NOTRE HISTOIRE

ReNAC est né dans une salle de conférence à Moncton.

En avril 2026, près de 270 personnes se sont réunies pour le 19e Symposium de la FCFA sur l’immigration francophone — travailleurs de l’établissement, chercheurs, leaders communautaires et nouveaux arrivants, tous réunis pour discuter de l’avenir des communautés francophones hors Québec.

Séance après séance, une chose est devenue évidente. Les francophones nord-africains — immigrants marocains, algériens et tunisiens qui arrivent au Canada déjà parfaitement francophones, souvent munis de diplômes et d’expérience professionnelle — étaient constamment évoqués, et représentés par presque personne.

Aucune organisation n’avait été bâtie spécifiquement par et pour cette communauté. Aucune qui comprenne, par expérience vécue, ce que signifie porter un diplôme de Rabat, d’Alger ou de Tunis dans un marché du travail canadien qui ne sait pas toujours comment le lire. Aucune qui puisse parler, avec autorité, de l’expérience particulière d’être maghrébin et francophone à Ottawa, à Sudbury, ou à Moncton.

ReNAC existe pour être cette organisation.

Mais une histoire à elle seule ne suffit pas à expliquer pourquoi.
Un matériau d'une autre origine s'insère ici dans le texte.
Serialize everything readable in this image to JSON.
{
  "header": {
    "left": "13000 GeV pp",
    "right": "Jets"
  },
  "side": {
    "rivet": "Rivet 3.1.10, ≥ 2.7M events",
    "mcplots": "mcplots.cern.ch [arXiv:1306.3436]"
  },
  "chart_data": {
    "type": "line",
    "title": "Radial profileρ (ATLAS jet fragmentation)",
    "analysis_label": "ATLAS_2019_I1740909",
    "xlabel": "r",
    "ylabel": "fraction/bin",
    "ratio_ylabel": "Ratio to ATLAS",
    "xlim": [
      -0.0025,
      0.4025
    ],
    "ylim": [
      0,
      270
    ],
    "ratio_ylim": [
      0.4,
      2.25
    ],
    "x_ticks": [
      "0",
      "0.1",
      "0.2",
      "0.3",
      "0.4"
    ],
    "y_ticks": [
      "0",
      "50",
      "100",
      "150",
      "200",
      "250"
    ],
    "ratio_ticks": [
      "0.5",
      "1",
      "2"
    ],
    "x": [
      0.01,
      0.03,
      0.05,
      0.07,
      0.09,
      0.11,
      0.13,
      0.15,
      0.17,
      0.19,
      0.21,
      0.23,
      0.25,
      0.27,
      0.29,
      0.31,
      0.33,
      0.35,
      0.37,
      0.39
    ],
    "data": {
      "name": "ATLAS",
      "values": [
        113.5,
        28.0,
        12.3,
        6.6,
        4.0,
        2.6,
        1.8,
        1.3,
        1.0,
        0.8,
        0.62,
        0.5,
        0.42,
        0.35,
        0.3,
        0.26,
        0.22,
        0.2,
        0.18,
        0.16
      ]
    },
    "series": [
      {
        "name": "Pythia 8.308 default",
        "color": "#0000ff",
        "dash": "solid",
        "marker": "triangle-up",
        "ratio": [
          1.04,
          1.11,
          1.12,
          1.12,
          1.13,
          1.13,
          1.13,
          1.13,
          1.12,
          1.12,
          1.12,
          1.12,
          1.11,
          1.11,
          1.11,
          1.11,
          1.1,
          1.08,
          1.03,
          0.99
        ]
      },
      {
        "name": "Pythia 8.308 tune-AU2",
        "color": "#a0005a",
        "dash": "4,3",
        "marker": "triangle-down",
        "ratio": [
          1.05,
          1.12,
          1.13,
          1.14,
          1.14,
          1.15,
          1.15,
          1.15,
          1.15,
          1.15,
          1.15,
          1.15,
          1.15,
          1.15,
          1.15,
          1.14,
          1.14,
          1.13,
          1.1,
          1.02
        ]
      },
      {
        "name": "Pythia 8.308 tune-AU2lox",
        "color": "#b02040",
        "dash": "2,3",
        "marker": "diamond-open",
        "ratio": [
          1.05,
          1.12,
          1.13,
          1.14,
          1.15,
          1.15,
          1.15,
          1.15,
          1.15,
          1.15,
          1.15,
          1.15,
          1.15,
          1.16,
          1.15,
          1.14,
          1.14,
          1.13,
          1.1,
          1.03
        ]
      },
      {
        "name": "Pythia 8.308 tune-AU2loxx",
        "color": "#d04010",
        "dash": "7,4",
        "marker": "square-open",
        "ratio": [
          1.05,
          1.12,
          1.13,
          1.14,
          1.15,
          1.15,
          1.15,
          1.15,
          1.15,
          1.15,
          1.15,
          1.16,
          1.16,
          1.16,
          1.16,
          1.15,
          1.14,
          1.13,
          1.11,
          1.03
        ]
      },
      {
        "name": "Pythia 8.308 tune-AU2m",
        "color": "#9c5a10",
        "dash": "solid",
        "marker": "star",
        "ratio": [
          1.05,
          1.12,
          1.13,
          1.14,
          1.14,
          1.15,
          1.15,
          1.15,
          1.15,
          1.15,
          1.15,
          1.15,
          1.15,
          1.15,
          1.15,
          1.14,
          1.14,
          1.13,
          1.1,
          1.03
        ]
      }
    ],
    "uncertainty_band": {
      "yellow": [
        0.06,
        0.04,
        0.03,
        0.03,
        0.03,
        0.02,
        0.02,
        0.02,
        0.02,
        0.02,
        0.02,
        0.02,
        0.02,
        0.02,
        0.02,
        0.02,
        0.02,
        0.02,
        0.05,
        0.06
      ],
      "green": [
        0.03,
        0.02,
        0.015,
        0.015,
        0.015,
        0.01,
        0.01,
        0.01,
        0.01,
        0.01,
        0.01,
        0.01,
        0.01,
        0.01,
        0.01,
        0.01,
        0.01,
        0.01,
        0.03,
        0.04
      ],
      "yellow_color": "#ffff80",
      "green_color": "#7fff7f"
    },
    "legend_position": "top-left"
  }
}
Il y a eu, plus tôt cette année, une conversation avec un professionnel de la santé formé au Maroc — des années d’expérience, un permis qui ne se reconnaissait pas, et un système canadien qui ne savait pas où le classer. Ce qui a débloqué les choses n’a pas été un formulaire. Ç’a été un lien direct : quelqu’un ici qui connaissait quelqu’un là-bas, capable de traduire non seulement des diplômes, mais des systèmes entiers l’un pour l’autre.

Ce moment a posé une question qu’on n’a pas pu laisser de côté : si un seul lien, entre un seul pays et une seule profession, peut débloquer une carrière — que devient-il possible si ce pont existe à l’échelle de toute une région, pour toutes les professions? Le Maroc, l’Algérie, la Tunisie ne sont pas trois cas isolés. Ce sont trois systèmes que nous connaissons de l’intérieur, et que le Canada connaît mal. ReNAC existe pour être ce pont, en continu, pas seulement quand quelqu’un a la chance de connaître la bonne personne.

Et puis il y a eu Moncton. Lors d’un événement communautaire, une femme nord-africaine installée dans la région depuis plusieurs années a été honorée comme membre exemplaire de sa communauté — présente, engagée, de celles qui font tenir un quartier ensemble sans jamais chercher la reconnaissance. La salle l’a applaudie. Et dans cet instant de fierté simple, une évidence est apparue : combien de femmes et d’hommes comme elle œuvrent chaque jour, partout au Canada, sans qu’aucune plateforme ne raconte leur histoire ni ne les relie aux autres qui font le même travail ailleurs?

ReNAC veut être cette plateforme. Un espace qui célèbre celles et ceux qui incarnent le meilleur de notre région — pas comme un exercice de relations publiques, mais parce qu’une communauté qui se raconte ses propres réussites est une communauté qui se bâtit un avenir.